Iran Supreme Leader Ali Khamenei published on his official website in December an editorial written by Sanadi that accused the U.S. of helping repress Shi’ite activism in Bahrain, Reuters reported.

“According to Bahraini security dossiers on Ghasra and Sanadi reviewed by Reuters, Bahraini authorities consider the Ashtar Brigades to be the armed wing of Sanadi’s Islamic Wafa Movement, a political party that is banned in Bahrain,” Reuters reported.

“I’m proud that America considers me an enemy,” Sanadi told Iranian state television in March, according to Reuters.

On March 26, Bahrain’s government announced it had arrested more over a dozen people for allegedly planting a bomb on a police bus after receiving training from Hezbollah and the government of Iran.

The arrests came as reports surfaced suggesting President Donald Trump was considering designating the Iranian Revolutionary Guard Corps (IRGC), a branch of the Iranian military, a terrorist organization.
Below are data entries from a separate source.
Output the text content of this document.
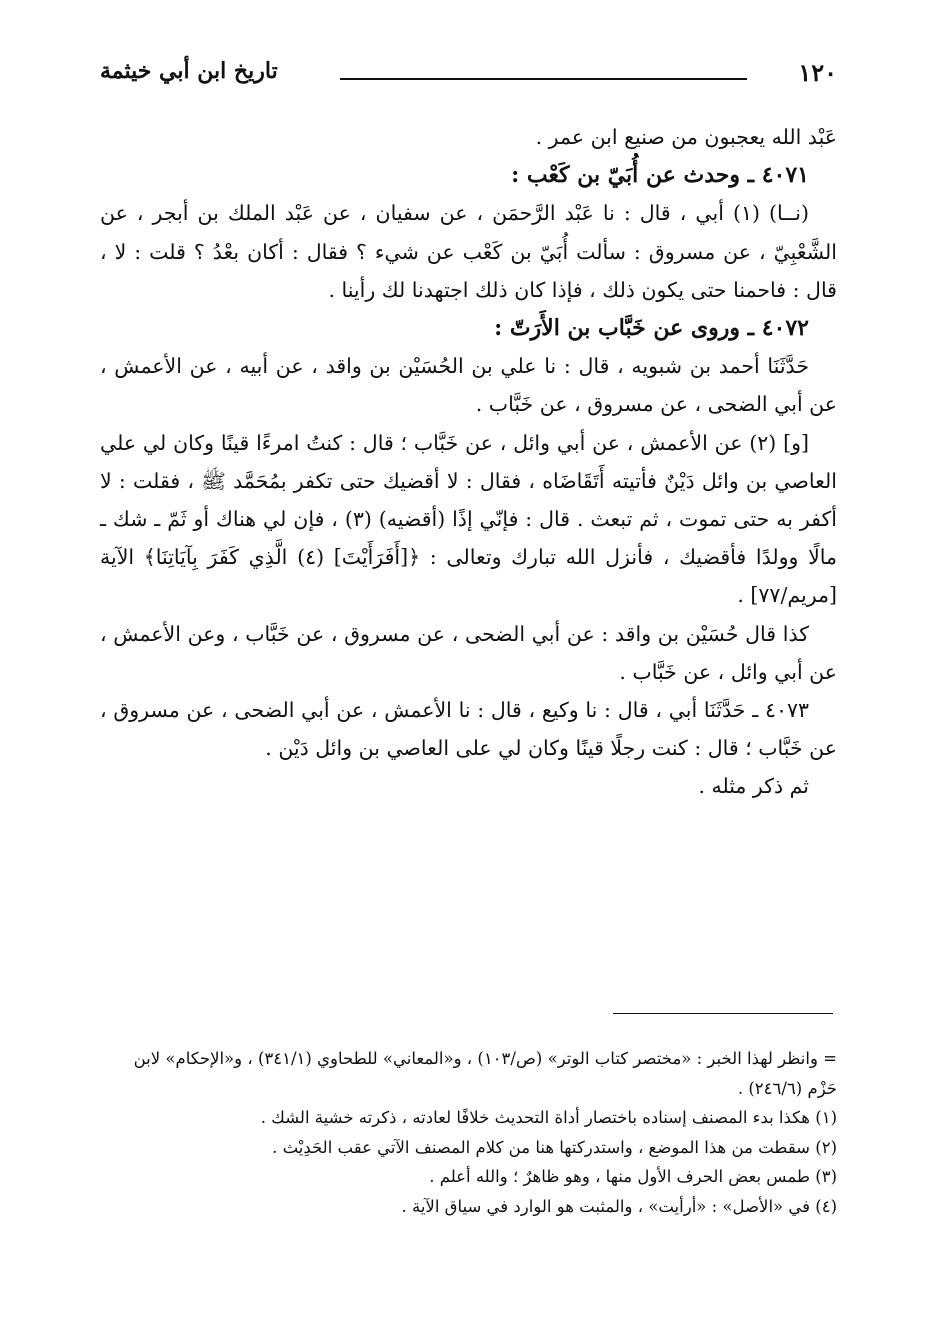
١٢٠
تاريخ ابن أبي خيثمة

عَبْد الله يعجبون من صنيع ابن عمر .

٤٠٧١ ـ وحدث عن أُبَيّ بن كَعْب :

(نــا) (١) أبي ، قال : نا عَبْد الرَّحمَن ، عن سفيان ، عن عَبْد الملك بن أبجر ، عن الشَّعْبِيّ ، عن مسروق : سألت أُبَيّ بن كَعْب عن شيء ؟ فقال : أكان بعْدُ ؟ قلت : لا ، قال : فاحمنا حتى يكون ذلك ، فإذا كان ذلك اجتهدنا لك رأينا .

٤٠٧٢ ـ وروى عن خَبَّاب بن الأَرَتّ :

حَدَّثَنَا أحمد بن شبويه ، قال : نا علي بن الحُسَيْن بن واقد ، عن أبيه ، عن الأعمش ، عن أبي الضحى ، عن مسروق ، عن خَبَّاب .

[و] (٢) عن الأعمش ، عن أبي وائل ، عن خَبَّاب ؛ قال : كنتُ امرءًا قينًا وكان لي علي العاصي بن وائل دَيْنٌ فأتيته أَتَقَاضَاه ، فقال : لا أقضيك حتى تكفر بمُحَمَّد ﷺ ، فقلت : لا أكفر به حتى تموت ، ثم تبعث . قال : فإنّي إذًا (أقضيه) (٣) ، فإن لي هناك أو ثَمّ ـ شك ـ مالًا وولدًا فأقضيك ، فأنزل الله تبارك وتعالى : ﴿[أَفَرَأَيْتَ] (٤) الَّذِي كَفَرَ بِآيَاتِنَا﴾ الآية [مريم/٧٧] .

كذا قال حُسَيْن بن واقد : عن أبي الضحى ، عن مسروق ، عن خَبَّاب ، وعن الأعمش ، عن أبي وائل ، عن خَبَّاب .

٤٠٧٣ ـ حَدَّثَنَا أبي ، قال : نا وكيع ، قال : نا الأعمش ، عن أبي الضحى ، عن مسروق ، عن خَبَّاب ؛ قال : كنت رجلًا قينًا وكان لي على العاصي بن وائل دَيْن .

ثم ذكر مثله .

= وانظر لهذا الخبر : «مختصر كتاب الوتر» (ص/١٠٣) ، و«المعاني» للطحاوي (٣٤١/١) ، و«الإحكام» لابن حَزْم (٢٤٦/٦) .

(١) هكذا بدء المصنف إسناده باختصار أداة التحديث خلافًا لعادته ، ذكرته خشية الشك .

(٢) سقطت من هذا الموضع ، واستدركتها هنا من كلام المصنف الآتي عقب الحَدِيْث .

(٣) طمس بعض الحرف الأول منها ، وهو ظاهرٌ ؛ والله أعلم .

(٤) في «الأصل» : «أرأيت» ، والمثبت هو الوارد في سياق الآية .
Iranian threatened to designate the U.S. military a terrorist organization under Iranian law in response.

Bahrain’s interior ministry issued a statement the same day confirming the arrests of 14 people who “are suspected of receiving overseas military training under the supervision of the Iranian Revolutionary Guards and Hezbollah in Iraq,” according to the Associated Press.